Wednesday, April 22, 2026

The Last Contract of Isako - Fonda Lee

The Last Contract of Isako is a standalone sci-fi adventure from Fonda Lee, also known for her brutal, emotional and very kinetically involved Jade City. Isako is a hired gun on an extraterrestrial planet; a contractor brought in to execute corporate warfare with a mixture of charm and lethality, bringing a rather more martial tone to the phrase "corporate takeover". And Isako is also, to some extent, getting older, getting slower, using experience and a history of influence with those who shape her world to balance out slowing reflexes, and a sword-arm that isn't quite as fast as it could be. 

 Because this is, one way or another, Isako's story. We can feel her past in the way she moves, each survived engagement leaving a mark, each cut from her blade backed by years of fights just like the one that you're currently losing. Because Isako is a killer, and Isako is also the best at what she does. Now, having said that, Isako isn't just a killer. She's a wartime concierge, someone who can commit a bit of light corporate espionage before lunch, and read off discrepancies in the opposition's P&L reports with one hand while dealing with an assassin with the other. But she's also a woman with a lot of old friends in interesting places, someone who has made connections wherever she's gone, and has, somewhere in there, built a family, a family which isn't just blood and bone, but shared truth and shared horror and shared love. Isako is getting a little tired, and she has quite a bit to lose, but she's not out just yet. Which is just as well, because her brand of weary, slightly cynical, backed by genuine emotional weight for her friends and family...makes her the kind of protagonist who strides confidently off the page, smacks you upside the head and tells you to keep reading, because she's not dead yet.I'm always a bit reluctant to use the word, but as a protagonist, Isako is fierce. She gives approximately zero fucks, and, given a mission she cares about, is an undeniable force of nature. 

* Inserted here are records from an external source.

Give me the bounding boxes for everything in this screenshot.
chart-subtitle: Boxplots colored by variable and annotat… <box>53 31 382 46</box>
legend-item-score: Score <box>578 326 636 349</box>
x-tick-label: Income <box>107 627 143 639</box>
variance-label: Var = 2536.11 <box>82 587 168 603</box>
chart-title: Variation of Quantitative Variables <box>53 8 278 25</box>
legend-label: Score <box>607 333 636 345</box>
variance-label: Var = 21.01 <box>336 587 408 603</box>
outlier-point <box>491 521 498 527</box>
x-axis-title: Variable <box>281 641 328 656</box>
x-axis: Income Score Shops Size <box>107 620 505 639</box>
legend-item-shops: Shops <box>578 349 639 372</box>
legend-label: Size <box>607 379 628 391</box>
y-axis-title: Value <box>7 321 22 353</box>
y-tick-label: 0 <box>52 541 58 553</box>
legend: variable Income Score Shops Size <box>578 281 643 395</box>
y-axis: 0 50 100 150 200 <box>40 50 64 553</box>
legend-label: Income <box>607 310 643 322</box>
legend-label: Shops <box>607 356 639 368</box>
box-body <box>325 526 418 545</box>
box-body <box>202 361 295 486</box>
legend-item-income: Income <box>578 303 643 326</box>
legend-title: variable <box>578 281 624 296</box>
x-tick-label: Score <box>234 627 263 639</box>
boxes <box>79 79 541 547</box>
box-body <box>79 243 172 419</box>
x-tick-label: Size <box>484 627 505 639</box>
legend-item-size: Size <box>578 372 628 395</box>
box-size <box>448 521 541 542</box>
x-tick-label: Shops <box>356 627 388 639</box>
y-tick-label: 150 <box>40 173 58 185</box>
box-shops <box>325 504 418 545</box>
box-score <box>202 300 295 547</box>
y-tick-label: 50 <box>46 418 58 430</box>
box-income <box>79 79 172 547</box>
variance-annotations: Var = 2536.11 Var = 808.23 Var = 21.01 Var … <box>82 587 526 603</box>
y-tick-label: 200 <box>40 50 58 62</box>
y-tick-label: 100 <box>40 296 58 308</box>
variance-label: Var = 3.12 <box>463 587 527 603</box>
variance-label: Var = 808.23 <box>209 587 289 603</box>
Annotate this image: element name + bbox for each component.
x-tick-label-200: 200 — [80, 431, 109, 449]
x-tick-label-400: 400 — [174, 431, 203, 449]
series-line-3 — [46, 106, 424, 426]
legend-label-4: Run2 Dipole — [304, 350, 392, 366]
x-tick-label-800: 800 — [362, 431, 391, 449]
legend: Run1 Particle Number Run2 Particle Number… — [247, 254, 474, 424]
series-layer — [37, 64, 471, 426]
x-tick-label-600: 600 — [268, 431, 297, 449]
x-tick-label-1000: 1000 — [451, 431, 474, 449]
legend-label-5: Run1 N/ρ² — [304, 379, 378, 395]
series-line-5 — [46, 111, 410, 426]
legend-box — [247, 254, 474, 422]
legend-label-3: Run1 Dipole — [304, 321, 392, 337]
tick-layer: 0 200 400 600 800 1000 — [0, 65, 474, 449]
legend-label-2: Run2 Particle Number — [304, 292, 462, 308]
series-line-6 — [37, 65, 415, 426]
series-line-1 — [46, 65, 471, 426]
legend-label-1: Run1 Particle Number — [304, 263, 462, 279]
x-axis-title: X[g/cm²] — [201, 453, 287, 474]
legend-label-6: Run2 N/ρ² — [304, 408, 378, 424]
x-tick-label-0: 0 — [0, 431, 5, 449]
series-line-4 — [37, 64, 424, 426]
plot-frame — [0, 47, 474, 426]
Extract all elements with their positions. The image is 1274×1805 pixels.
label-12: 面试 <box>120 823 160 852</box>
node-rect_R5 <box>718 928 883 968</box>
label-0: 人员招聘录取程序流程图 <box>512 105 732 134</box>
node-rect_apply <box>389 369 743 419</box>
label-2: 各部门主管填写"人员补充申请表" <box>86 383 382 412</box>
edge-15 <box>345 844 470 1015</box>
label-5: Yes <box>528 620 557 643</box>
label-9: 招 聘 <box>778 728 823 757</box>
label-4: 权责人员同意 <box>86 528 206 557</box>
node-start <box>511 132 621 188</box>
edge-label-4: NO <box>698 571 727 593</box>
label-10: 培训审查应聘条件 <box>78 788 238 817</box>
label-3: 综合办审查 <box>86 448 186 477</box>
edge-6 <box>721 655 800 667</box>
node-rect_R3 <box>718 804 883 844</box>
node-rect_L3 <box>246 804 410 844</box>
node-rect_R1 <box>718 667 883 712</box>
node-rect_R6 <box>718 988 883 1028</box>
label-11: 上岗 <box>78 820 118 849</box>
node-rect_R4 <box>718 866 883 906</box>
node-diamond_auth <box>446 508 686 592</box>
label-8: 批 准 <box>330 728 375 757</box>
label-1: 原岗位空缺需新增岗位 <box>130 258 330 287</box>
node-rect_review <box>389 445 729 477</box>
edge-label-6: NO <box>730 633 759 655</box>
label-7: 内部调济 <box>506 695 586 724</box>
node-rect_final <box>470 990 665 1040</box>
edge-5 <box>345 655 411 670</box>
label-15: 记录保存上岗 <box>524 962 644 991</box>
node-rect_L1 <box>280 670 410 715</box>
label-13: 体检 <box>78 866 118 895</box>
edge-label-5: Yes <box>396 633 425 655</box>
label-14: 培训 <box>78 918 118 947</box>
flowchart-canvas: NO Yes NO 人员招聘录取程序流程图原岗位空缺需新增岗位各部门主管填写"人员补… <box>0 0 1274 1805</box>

Mind you, there's some other stuff on the page here. It's not all Isako doing backflips, complaining how much they hurt, then sinking a short-blade into the neck of some mook. It's that, oh absolutely, but not just that. We can see how she struggles to connect with a daughter lost to her through time and the vagaries of work, estranged through chance more than outright neglect, we ca see how her friends are...well, they're hired guns as well, with a gendas of their own, and how those agendas make everyone involved step carefully around each other while they try to find a way through, off the back of older, bloodier, simpler times. 

Isako is the heart of this story, that's a fact - but the supporting cast of professional "Contractors". limpidly malevolent corporate aristocrats and scrabbling underclass...they give Isako the heart of her own that makes the story work. 

And the story works because Isako's world is very odd indeed. An airless rock, slooooowly being reclaimed by terraforming. A population living under domes, walking out into the uncovered desolation when they can't bring in resources any more, hoping for a better world centuries down the line. Corporate departments trying to shape a planet, city districts controlled by the departments that employ them divergences in direction by vice presidents backed by blades and knives in the dark. It's a dystopia, yes, but a frighteningly plausible one, where most people don't even know what they're missing, or might think it's worth it. This is a company town, fallen into navel gazing whilst heavily armed. Where employment guarantees resources, and where the social safety-net...really isn't. This is Isako's world, where the bosses run things more literally than ever, and where everything may be about to change.

That#s...well, no spoilers here. But the paradigm on which this place is built, absolute corporate sovereignty traded for the chance one day at a better world...may be out of date. There's rebels, of course, but that's not all that's going on, not all that Isako will have to investigate, while she tries to work out who knows what, and what they want to do with the information. Whether the old order is worth preserving, and if she's willing to be the one to do it. Because this is a thriller, a conspiracy of moving parts and silent pawns and quiet people in back rooms making deals that they sign in someone else's blood.

 The Last Contract of Isako is beautiful and brutal and bloody. It's heartfelt and messy and thoughtful, a story of kindness and killers, and a story of how far people are willing to go for the truth, or for the lies wrapped around it. 

It's a fun book, an emotional book, a book that sneaks off the page like a stiletto, that will leave you feeling, one way or the other. It is, basically, a damn fine story.